News Issue No. 16 Autumn 2003
Professor Peter Lasko

Peter Lasko, centre, with George Zarnecki and G L Dodswell and guards on the Dutch German border
Peter Lasko, who died on 18 May at
the age of 79, had the distinction of being both a student of the
Institute, and its fourth director (1976-84). Although these formal
connections covered no more than twelve years, the Courtauld was always
his alma mater, and in a sense he never left it. During his fifteen
years at the British Museum he was constantly in the Conway Library,
where he was a founder member of the medieval mafia, presided over
by his great friend, George Zarnecki. In the 1950s he and Zarnecki
pioneered the series of photographic expeditions to build up the Conway
collections and many a tale was told of those odysseys. Lasko was a
born driver. Like everything else, he did it con brio, often with hair-raising
bravado. On one occasion in Spain, baffled by the one-way system of
the streets of Burgos, which was clearly designed to defeat all access
to the cathedral, he drove straight down a precipitous flight of steps
intended for pedestrians only. On another, when approaching the Rhine
ferry for Speyer, he overtook a quarter-of-a-mile long convoy of American
army trucks, on the wrong side of the road — then calmly took
his place at the head of the queue as though he had every right to
be there. His assurance dispelled any doubts the military police might
have had.
This panache was all part of the larger-than-life persona which he projected
with success for the greater part of his career. The ebullient style was
matched by a gift for words, which was all the more remarkable since his
native tongue was German, and he claimed not to have spoken English before
he came to England at the age of thirteen as a refugee in 1938. He picked
up the language by mimicking the speech of people around him, mostly children.

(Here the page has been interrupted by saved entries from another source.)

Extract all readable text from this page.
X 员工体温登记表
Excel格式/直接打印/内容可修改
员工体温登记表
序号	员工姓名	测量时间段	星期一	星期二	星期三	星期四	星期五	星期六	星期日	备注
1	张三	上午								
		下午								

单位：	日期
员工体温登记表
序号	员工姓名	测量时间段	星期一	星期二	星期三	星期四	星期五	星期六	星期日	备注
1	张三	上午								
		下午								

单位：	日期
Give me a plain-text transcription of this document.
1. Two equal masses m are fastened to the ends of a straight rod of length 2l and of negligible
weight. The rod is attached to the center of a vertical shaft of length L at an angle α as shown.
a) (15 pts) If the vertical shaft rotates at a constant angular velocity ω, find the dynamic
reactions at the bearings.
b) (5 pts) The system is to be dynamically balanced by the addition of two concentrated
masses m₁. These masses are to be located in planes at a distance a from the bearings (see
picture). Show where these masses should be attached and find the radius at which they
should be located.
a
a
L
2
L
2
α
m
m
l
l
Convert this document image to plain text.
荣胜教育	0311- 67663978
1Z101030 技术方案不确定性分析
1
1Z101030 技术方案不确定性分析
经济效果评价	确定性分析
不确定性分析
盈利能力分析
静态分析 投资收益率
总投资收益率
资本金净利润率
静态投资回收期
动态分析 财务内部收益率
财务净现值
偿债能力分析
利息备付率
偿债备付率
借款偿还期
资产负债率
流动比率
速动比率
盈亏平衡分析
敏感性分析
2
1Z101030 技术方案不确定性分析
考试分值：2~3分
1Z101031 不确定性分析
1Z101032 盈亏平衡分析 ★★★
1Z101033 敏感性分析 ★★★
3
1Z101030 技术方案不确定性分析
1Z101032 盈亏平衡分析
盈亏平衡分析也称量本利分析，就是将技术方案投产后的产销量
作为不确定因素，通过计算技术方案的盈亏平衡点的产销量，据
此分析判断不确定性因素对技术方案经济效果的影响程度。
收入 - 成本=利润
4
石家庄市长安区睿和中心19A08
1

As a result his English had no trace of a German accent. He had a rich fund
of funny stories, and if he had not become an art historian, he could have
been a successful character actor or a comedian.
Laskos art history was no part of the act, though he carried it with
a misleading lightness. Rueful remarks like 'You cant date bad
art stemmed from a perception of the subject that came straight out
of the Vienna School — which was how art history was taught
at the Institute when he was a student. His magnum opus, Ars Sacra, for
the Pelican History of Art, 1973, is a monument to that tradition.
Coming back to the Courtauld as Director after twenty-five years
must have been a proud moment for him. The appointment was a direct
consequence of the flair for administration revealed at Norwich in
the 1960s, when he set up a highly successful duplicate Courtauld
to teach art history at the new University of East Anglia. If the
times had been more auspicious, his tenure might have been the climax
of an unbroken success story. But by the mid 70s the golden age was
drawing to an end. The free flow of money to the universities was
drying up. His great achievement was to solve the problem of where
to go after 20 Portman Square. His first answer — another
state-of-the-art design of the kind Norman Foster produced for UEA, was
frustrated by Camden Councils refusal to renew lapsed planning permission
for the Bloomsbury site; so, with characteristic élan, he
switched from one extreme to the other, and put in a bid for the
north wing of Somerset House, then coming onto the market. The project
took many years to complete, but the initiative was his, and he deserves
the credit for it.
It has to be said that there was another side to Laskos complicated
character. The dynamic image was not exactly deceptive, but it was protective
clothing that concealed depths of self-doubt known only to close friends.
He was haunted by the cruel tag 'Professor Lasko, BA, that some
unkind person at the Courtauld attached to him, thereby fuelling a latent
inferiority complex that even his FBA could not appease. He was constantly
proving himself, endlessly seeking the reassurance of success, and easily
deflated when it was not forthcoming. The urge to be more English than the
English — the end product of his verbal mimicry — reflected
the insecurity of someone who was always perhaps more of an exile
than he realised. It may be that in retirement his disengagement
from the siren of the Courtauld led him to the rediscovery of his
German-Jewish roots. A book on the Expressionist roots of Modernism,
a German topic that interested him from childhood, is said to be
on the point of publication. Sadly it will come too late to restore
his amour propre; but one looks forward to a favourable reception
if only to raise the hopes of his friends that by writing it, his
self-inflicted demons were finally laid to rest.